Em maio, Camatondo discutiu temas relacionados à família. Em um dos episódios, foi convidado o escrivão de direito do Tribunal da Família Paulo Jacinto (na foto), para falar sobre fuga à paternidade.
Mas a participação do escrivão não ajudou apenas os ouvintes. Depois da gravação, os actores também ficaram a querer saber mais do senhor Paulo. Um deles era o actor Rodrigues Artur (“Soba Chipaca”), que tinha uma sobrinha de 16 anos, grávida de um senhor casado, que vivia dizendo que a gravidez não era dele.
A família culpava a menina que, segundo eles, foi a bandida, e estavam para expulsá-la de casa. Mas o Sr. Rodrigues pediu à família que, antes de expulsar a menina, escutassem o episódio que iria passar naquela quarta-feira. Depois da família escutar o episódio, decidiu seguir as orientações que foram dados pelo Sr. Paulo Jacinto, escrivão de direito na radionovela Camatondo. Presentemente, marcaram audiência no Tribunal da Família para serem ouvidos e solicitarem a ajuda necessária para obrigar o homem a cumprir com as suas responsabilidades.
Ouça agora o episódio 241 de Camatondo, emitido no dia 07 de maio de 2010, com a participação do escrivão de direito Paulo Jacinto:
A equipa de Camatondo recebe centenas de cartas de ouvintes. Mas uma carta, em especial, marcou muito, como conta a coordenadora da radionovela, Inês José:
Nós a recebemos no dia em que estávamos a realizar a última gravação do Camatondo ainda como projecto das Nações Unidas. Última? Sim, última, porque, daí em diante, iríamos parar por falta de fundos. Recebemos a carta no dia em que dei a notícia aos actores: não podíamos continuar, pois não havia mais condição de pagar nenhuma despesa. Eu leio para eles todas as cartas que nos são enviadas. E esta não foi excepção, e tanto mais que o ouvinte a havia enviado através da caixa postal da Rádio Nacional. Portanto, nós todos recebemos a carta quando estávamos no estúdio a gravar. Antes da gravação, eu falei com os actores para dar a notícia da nossa paragem. E depois, para confortá-los, li a carta do ouvinte Júlio Nascimento e terminei dizendo: “esta carta é prova de que o nosso esforço não foi vão. Há ouvintes que gostaram muito do que foi feito, e que vão se lembrar sempre de Camatondo com saudade.
Geralmente, quando se recebe a carta de um ouvinte, os actores vibram. Mas essa carta teve para eles o peso de uma notícia de óbito. Luto. Eles sempre acreditaram no que eu lhes dizia. Mas, naquele momento, diante dessa notícia, eles não acreditavam e perguntavam: “Inês, mas vamos fechar mesmo?”
Nos dias que se seguiram, foi uma avalanche de telefonemas de muitas partes do país.
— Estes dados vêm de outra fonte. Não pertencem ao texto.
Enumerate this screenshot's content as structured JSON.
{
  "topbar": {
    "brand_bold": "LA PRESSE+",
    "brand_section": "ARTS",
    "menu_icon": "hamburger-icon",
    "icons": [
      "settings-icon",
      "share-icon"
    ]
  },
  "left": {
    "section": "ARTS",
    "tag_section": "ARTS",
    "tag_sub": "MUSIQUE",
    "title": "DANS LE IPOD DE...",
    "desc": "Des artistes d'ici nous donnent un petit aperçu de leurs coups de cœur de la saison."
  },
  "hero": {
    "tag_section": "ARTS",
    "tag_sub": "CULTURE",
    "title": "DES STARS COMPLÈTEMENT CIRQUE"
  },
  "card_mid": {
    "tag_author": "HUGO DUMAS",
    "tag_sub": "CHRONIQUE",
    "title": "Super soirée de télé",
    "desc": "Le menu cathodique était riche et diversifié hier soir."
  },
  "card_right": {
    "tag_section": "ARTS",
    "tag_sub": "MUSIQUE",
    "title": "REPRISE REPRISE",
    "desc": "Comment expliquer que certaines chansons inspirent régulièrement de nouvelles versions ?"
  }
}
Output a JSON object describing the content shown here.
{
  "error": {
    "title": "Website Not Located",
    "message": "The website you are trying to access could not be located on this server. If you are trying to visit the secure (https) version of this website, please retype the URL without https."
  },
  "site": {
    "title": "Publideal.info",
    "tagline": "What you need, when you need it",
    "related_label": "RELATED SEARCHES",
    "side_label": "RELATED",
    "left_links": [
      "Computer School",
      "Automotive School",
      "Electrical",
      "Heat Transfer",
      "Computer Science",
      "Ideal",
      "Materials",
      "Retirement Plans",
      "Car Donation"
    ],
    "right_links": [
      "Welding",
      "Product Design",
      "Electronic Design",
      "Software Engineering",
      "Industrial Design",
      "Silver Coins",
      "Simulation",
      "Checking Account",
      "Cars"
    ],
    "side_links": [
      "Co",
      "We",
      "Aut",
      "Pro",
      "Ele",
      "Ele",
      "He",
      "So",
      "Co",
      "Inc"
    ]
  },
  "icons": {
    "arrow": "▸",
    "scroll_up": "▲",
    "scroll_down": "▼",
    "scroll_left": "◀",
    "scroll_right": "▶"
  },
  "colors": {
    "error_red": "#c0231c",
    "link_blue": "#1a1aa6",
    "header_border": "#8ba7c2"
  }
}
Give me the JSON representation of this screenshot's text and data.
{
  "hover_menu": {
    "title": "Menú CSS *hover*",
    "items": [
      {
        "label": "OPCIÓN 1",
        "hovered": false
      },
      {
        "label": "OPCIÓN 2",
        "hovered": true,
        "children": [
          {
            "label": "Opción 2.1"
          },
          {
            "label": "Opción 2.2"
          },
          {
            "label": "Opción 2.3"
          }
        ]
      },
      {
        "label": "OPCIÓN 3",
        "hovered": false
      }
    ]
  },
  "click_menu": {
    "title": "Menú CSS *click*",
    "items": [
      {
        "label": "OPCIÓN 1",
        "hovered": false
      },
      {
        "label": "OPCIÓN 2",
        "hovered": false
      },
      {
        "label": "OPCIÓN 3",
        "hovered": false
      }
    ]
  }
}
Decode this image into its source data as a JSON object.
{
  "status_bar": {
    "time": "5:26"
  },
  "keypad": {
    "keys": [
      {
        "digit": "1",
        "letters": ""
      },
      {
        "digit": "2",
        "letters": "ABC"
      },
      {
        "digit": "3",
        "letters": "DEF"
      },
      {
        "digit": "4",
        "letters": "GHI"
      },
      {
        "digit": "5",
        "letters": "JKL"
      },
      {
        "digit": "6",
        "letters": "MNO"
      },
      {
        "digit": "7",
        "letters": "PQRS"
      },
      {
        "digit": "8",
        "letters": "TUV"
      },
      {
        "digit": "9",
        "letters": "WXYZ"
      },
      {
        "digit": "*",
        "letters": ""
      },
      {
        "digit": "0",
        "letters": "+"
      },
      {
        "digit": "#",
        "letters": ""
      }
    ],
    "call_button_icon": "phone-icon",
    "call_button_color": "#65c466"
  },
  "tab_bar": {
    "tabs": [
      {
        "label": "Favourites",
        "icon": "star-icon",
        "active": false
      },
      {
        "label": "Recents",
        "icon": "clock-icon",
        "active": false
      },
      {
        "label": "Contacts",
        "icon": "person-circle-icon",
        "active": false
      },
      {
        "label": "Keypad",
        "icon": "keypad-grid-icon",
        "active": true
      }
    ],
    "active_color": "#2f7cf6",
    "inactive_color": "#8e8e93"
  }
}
Ouvintes perguntando o que se passava com Camatondo? Por que estavam a ser repostos alguns episódios, em vez de ouvirem episódios novos? As rádios provinciais ligavam para o Gabinete das Emissoras Provinciais da Rádio Nacional de Angola perguntando: “os ouvintes aqui nas províncias estão a nos incomodar sobre o Camatondo e nós não sabemos o que responder”.
Foi por isso que nasceu a PROMÉDIA. Para dar um novo pai a uma criança abandonada. Um pai angolano! A PROMÉDIA - Programa de Comunicação para o Desenvolvimento Sustentável em Angola - é uma ONG nacional que trabalha com as comunidades para que elas conheçam e adoptem boas práticas para o desenvolvimento sócio-económico, ajudando –as a assumir responsabilidades para melhoria das suas condições de vida.
E assim, graças à PROMÉDIA, que conta com um patrocínio da Associação das Empresas do Bloco 15, Camatondo continua a ser emitido!